Una noche de verano estrellada, Lakutu parió a su hijo. Cuando Briga me dijo que tenía los dolores, pedí ayuda, pues ya no era una mujer fuerte. El alojamiento no tardó en llenarse a rebosar. Yo quería marcharme, pero Lakutu me llamó y me quedé allí, aunque algunas de las mujeres arrugaron el ceño cuando me crucé en su camino.

Sulis restregó el vientre de Lakutu con aceite de sándalo importado, mientras Briga y Damona la sostenían en su posición acuclillada para facilitar el parto. Cantábamos al ritmo de sus esfuerzos, todos sudando juntos para producir la vida.

El niño salió rugiendo, un hijo de la guerra y el trueno.

—Será guerrero como su padre —le dije a Lakutu mientras depositaba al bebé en sus brazos por primera vez.
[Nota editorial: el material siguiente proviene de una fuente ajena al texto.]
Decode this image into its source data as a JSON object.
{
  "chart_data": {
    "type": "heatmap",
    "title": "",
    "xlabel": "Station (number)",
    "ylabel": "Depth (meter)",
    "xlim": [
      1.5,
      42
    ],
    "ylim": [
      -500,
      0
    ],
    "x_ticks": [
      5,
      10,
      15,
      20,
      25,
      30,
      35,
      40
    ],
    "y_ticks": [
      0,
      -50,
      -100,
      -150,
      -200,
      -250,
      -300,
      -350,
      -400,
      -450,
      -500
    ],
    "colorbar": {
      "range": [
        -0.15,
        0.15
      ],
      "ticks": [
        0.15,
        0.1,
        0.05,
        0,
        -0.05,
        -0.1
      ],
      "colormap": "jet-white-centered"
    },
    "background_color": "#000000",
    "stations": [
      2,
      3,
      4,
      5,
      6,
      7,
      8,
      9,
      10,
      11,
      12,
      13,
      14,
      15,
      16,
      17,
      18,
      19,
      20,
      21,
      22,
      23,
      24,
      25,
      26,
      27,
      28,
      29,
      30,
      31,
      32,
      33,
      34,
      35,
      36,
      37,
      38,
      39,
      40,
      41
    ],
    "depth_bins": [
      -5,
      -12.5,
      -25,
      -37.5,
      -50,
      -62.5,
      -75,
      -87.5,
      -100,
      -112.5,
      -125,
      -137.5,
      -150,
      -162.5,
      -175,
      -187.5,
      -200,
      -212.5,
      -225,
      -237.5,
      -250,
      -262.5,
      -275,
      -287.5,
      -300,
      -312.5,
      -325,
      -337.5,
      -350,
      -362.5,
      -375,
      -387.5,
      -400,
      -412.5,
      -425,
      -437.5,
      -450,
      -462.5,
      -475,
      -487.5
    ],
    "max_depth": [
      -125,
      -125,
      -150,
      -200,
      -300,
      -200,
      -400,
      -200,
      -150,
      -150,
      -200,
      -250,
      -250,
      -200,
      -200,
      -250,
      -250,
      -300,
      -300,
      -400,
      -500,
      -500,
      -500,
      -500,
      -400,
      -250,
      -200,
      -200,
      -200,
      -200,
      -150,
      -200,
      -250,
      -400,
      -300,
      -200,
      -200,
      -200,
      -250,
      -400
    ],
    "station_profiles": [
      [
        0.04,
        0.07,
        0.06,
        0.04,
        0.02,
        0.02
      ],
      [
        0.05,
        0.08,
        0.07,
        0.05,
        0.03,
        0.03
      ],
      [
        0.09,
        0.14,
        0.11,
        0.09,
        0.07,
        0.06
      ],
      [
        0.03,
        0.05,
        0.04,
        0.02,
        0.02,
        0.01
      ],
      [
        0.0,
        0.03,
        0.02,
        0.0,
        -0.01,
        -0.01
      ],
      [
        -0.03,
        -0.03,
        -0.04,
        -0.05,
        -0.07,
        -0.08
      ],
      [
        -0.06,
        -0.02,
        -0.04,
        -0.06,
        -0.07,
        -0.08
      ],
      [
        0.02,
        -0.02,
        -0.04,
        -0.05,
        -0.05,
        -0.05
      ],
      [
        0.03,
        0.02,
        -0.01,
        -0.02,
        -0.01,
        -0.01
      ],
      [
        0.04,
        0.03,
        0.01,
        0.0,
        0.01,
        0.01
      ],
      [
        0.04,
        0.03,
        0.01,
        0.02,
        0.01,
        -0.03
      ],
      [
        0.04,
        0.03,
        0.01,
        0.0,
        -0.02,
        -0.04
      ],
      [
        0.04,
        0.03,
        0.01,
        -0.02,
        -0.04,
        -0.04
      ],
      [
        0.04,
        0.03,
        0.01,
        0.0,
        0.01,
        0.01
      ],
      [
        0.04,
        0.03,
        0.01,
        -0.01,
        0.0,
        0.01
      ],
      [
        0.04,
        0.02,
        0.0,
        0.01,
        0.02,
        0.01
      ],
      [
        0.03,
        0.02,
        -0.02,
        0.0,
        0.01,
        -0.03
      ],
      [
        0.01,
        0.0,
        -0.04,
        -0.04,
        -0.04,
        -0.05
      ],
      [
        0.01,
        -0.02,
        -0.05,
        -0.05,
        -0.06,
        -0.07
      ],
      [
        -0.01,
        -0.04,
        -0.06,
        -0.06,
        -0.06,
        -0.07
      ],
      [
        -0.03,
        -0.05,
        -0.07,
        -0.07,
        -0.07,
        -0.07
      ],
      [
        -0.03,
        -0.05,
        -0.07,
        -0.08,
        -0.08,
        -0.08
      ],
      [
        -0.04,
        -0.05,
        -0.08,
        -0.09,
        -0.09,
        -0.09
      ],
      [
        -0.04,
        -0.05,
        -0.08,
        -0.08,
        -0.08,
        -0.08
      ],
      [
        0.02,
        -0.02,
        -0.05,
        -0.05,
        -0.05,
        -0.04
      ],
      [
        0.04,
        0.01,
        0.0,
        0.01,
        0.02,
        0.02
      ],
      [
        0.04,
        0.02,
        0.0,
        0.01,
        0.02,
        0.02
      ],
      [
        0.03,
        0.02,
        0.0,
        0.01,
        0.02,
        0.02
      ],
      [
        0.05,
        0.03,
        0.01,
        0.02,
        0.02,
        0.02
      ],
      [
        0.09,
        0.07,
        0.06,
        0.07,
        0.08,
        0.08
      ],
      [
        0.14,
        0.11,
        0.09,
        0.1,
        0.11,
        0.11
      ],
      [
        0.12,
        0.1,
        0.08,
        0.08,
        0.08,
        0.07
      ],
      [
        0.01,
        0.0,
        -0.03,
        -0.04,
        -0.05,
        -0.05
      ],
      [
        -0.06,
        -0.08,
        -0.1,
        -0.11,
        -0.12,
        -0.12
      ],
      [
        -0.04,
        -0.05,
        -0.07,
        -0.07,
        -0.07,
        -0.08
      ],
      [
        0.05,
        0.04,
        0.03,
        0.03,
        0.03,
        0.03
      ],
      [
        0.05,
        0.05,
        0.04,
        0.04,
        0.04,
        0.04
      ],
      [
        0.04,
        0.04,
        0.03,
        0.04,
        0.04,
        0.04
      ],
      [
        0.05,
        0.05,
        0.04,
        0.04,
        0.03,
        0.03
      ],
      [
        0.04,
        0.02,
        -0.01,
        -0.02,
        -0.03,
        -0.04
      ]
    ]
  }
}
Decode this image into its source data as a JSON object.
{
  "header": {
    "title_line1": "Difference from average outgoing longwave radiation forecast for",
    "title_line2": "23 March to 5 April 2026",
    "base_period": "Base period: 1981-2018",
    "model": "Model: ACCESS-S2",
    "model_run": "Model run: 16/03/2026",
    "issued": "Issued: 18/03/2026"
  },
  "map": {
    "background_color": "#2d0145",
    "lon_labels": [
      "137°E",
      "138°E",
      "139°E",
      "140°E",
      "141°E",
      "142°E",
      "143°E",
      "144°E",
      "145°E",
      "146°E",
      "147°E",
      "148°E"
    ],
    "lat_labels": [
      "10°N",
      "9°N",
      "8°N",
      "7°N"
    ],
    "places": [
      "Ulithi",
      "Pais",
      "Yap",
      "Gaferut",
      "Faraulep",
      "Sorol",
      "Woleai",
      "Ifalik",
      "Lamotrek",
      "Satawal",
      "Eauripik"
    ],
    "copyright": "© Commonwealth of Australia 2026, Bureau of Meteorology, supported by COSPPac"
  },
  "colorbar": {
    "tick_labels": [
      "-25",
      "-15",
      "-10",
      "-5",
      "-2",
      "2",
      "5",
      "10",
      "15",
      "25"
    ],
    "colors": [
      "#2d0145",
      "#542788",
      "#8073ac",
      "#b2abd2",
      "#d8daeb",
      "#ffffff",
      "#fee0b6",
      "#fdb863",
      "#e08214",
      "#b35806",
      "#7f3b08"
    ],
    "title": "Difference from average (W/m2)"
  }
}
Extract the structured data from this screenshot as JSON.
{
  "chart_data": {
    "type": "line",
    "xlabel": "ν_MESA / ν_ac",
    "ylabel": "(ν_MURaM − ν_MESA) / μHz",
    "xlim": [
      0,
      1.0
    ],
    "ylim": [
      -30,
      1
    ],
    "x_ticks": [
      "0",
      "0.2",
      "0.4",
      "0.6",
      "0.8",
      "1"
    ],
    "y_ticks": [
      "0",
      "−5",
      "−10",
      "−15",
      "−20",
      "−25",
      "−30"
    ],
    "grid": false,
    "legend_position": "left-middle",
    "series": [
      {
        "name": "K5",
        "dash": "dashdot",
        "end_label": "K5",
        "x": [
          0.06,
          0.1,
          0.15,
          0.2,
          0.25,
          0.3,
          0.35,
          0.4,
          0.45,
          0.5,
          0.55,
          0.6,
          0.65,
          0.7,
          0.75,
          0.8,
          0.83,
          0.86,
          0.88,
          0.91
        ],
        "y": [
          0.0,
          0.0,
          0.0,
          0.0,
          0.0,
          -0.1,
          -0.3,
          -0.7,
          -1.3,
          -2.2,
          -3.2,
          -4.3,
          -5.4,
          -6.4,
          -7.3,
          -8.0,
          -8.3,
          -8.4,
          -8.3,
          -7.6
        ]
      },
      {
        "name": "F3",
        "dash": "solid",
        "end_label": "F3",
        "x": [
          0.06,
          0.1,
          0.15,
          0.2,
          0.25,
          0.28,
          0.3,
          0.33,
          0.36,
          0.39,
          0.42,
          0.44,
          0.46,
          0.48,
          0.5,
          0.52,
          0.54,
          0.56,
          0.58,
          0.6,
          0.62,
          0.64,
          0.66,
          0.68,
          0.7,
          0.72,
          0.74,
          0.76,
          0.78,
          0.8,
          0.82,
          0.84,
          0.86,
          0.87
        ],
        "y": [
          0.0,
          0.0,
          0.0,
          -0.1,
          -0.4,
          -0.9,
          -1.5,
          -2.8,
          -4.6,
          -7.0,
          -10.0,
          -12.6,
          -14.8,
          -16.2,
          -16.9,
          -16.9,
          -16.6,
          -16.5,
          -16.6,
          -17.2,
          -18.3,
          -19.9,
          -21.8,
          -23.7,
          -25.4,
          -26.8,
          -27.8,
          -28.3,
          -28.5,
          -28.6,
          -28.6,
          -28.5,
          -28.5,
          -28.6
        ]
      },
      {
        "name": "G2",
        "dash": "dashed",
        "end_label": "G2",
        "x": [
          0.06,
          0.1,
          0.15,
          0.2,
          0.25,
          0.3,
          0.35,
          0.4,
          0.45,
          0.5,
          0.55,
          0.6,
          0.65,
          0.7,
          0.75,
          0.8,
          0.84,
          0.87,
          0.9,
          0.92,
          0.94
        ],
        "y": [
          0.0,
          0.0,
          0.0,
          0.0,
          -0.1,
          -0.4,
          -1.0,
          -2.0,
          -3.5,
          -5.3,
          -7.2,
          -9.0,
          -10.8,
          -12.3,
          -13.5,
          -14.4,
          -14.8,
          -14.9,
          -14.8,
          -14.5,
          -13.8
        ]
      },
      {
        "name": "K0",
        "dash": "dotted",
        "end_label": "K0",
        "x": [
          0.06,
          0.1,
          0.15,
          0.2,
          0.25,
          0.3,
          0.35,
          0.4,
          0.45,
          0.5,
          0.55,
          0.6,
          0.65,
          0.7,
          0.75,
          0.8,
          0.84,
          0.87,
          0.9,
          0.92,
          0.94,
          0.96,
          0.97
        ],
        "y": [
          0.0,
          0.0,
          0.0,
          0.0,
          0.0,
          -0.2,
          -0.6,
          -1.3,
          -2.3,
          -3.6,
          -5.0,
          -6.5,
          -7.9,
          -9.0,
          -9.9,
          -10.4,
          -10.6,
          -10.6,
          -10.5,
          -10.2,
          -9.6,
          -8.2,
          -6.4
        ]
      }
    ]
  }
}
Había tomado todas las precauciones posibles para dar al pequeño las máximas probabilidades de vida. Habíamos solicitado todas las lámparas del fuerte, disponiéndolas de tal manera que ninguna sombra cayera sobre la cabeza emergente. Sulis lo bañó con agua sagrada del manantial del bosque, Keryth leyó sus primeros augurios en la placenta, la cual se llevó Aberth para alimentar el fuego en el debido sacrificio. Las mujeres habían tejido minúsculas muñequeras de ramitas verdes de serbal para protegerle de los malos espíritus y de muérdago para proporcionarle fuerza en los brazos. Una pequeña guirnalda de sauce en su cabeza le aseguraría una aguda visión nocturna. Las hojas de álamo esparcidas a su alrededor mantendrían a raya las enfermedades. Finalmente, el macizo brazalete de oro, símbolo del guerrero, que había pertenecido a su padre fue depositado a sus pies minúsculos y rosados.